World Media

Tunisia rocked by fourth night of street riots

Tunisia rocked by fourth night of street riots

Police in Tunisia have arrested more than 600 people as violent protesters returned to the streets for the fourth consecutive night.

By Tuesday morning, the military had been dispatched to protect public buildings and conduct joint patrols with police units in several cities to quell the protests.

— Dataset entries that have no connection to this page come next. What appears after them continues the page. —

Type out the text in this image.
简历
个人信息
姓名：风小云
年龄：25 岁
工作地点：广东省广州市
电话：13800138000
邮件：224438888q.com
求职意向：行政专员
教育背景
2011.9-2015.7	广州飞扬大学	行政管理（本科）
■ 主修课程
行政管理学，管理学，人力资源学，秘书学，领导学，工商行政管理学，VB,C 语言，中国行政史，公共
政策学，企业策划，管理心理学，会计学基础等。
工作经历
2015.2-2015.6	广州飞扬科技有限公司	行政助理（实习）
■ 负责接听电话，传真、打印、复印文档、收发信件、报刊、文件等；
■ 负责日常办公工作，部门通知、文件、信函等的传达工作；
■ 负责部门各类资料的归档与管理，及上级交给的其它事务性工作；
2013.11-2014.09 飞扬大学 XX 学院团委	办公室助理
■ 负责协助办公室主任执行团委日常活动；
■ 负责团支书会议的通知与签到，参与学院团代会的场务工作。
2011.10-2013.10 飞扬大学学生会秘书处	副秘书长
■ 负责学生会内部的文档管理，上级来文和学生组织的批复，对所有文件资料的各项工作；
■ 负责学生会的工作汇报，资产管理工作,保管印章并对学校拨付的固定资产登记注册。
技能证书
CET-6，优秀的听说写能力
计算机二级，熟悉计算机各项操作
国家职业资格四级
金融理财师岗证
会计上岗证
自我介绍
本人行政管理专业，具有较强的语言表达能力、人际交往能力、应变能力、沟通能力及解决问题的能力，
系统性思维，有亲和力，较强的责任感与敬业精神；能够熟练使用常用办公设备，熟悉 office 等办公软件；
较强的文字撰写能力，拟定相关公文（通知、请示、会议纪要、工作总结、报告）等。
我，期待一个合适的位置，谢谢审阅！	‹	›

Police fired tear gas and water canons against protesters.

Defense Ministry spokesman Mohamed Zikri said the army had deployed reinforcements in Bizerte in the north, Sousse in the east and Kasserine and Siliana in central Tunisia.

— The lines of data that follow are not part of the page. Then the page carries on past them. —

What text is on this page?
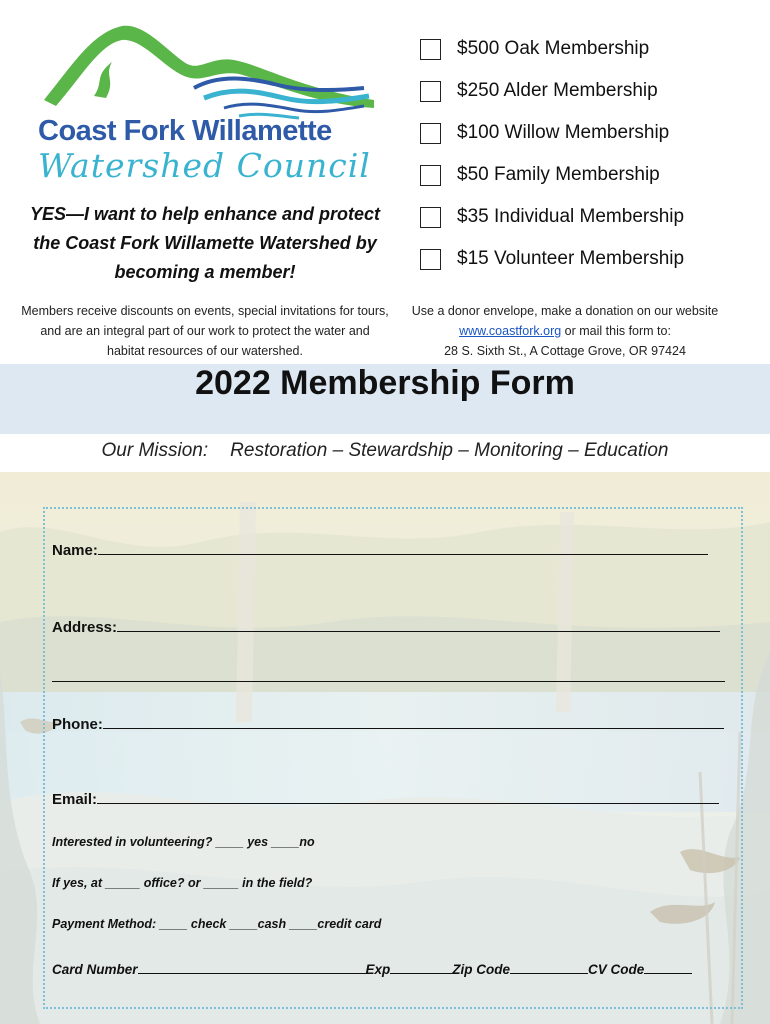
Coast Fork Willamette
Watershed Council
YES—I want to help enhance and protect the Coast Fork Willamette Watershed by becoming a member!
Members receive discounts on events, special invitations for tours, and are an integral part of our work to protect the water and habitat resources of our watershed.
$500 Oak Membership
$250 Alder Membership
$100 Willow Membership
$50 Family Membership
$35 Individual Membership
$15 Volunteer Membership
Use a donor envelope, make a donation on our website www.coastfork.org or mail this form to:
28 S. Sixth St., A Cottage Grove, OR 97424
2022 Membership Form
Our Mission: Restoration – Stewardship – Monitoring – Education
Name:
Address:
Phone:
Email:
Interested in volunteering? ____ yes ____no
If yes, at _____ office? or _____ in the field?
Payment Method: ____ check ____cash ____credit card
Card Number	Exp	Zip Code	CV Code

The economy shrank by nine percent previous year and consumer prices have spiralled.

Tunisia on Thursday commemorated the 10th anniversary since the flight into exile of iron-fisted autocrat Zine El Abidine Ben Ali, after a popular revolt that foreshadowed pro-democracy uprisings, strife and war in the region during what became known as the Arab Spring.

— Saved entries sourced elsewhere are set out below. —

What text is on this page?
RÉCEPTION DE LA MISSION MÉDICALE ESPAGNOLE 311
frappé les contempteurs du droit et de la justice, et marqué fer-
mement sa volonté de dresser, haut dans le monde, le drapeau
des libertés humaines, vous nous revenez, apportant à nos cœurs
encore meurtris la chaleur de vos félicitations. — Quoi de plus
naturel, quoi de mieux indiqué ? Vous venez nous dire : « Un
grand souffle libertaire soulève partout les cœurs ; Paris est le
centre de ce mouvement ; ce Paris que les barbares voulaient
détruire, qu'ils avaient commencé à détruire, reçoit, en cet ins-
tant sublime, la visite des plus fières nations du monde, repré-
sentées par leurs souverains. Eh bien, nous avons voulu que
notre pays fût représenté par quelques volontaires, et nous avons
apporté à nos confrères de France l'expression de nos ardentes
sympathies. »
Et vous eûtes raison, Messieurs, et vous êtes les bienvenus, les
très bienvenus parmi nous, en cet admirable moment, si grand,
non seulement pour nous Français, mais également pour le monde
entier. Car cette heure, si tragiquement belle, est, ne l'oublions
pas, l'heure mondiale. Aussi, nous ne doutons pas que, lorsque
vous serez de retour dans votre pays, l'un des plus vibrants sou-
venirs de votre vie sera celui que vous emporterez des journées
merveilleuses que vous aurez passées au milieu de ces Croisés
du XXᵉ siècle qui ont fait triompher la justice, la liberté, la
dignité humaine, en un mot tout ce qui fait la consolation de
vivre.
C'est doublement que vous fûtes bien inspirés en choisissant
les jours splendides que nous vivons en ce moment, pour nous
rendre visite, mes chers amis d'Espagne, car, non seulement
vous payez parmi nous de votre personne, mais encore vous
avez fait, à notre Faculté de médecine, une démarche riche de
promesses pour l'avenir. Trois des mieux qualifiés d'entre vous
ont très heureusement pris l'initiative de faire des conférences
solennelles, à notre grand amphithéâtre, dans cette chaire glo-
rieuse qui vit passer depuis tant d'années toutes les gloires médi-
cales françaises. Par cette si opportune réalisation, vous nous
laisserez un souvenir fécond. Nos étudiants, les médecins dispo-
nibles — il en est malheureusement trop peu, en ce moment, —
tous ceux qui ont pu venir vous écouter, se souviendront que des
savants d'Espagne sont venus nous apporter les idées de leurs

Analysts are however sceptical that the latest unrests can create more jobs and opportunities.

Some of those arrested had lobbed stones at police and clashed with security forces, leaving two policemen wounded, said Mr Hayouni.

The Tunisian Workers' General Union recalled the disturbances of the constitution, stating that the right to performance was guaranteed.

"As long as there is a complete security response, with mass arrests, and no social or political backlash, the tension will remain high", Ms Lamaloum said.

Unrest spread across Tunisia after the government imposed an anti-virus lockdown amid economic hardship.

"There is denial and underestimation of anger among young people, especially because eleven successive governments (after the fall of Ben Ali) did not have a strategy to answer the central question of employment", said Olama Lamaloum, director of the NGO International Alert in Tunisia, Which works in the most marginal areas of the country.

The key tourism sector, already on its knees after a string of deadly militant attacks in 2015, has been dealt a devastating blow by the pandemic.

Videos circulating on social media showed dramatic chases down alleys between groups of young people and the police who used tear gas to disperse them.

Tunisia has registered more than 177,000 coronavirus infections, including over 5,600 deaths since the pandemic erupted past year.

Sousse, a Mediterranean coastal resort, is a magnet for foreign holidaymaking that has been hit hard by the pandemic.

The health crisis and ensuing economic misery have pushed growing numbers of Tunisians to seek to leave the country, with over 10,000 arriving in boats in Italy a year ago.

On Sunday evening in Ettadhamen, a restive working-class neighbourhood on the edge of the Tunisian capital, the mood was sombre.

"I don't see any future here", said Abdelmoneim, a waiter in Tunis.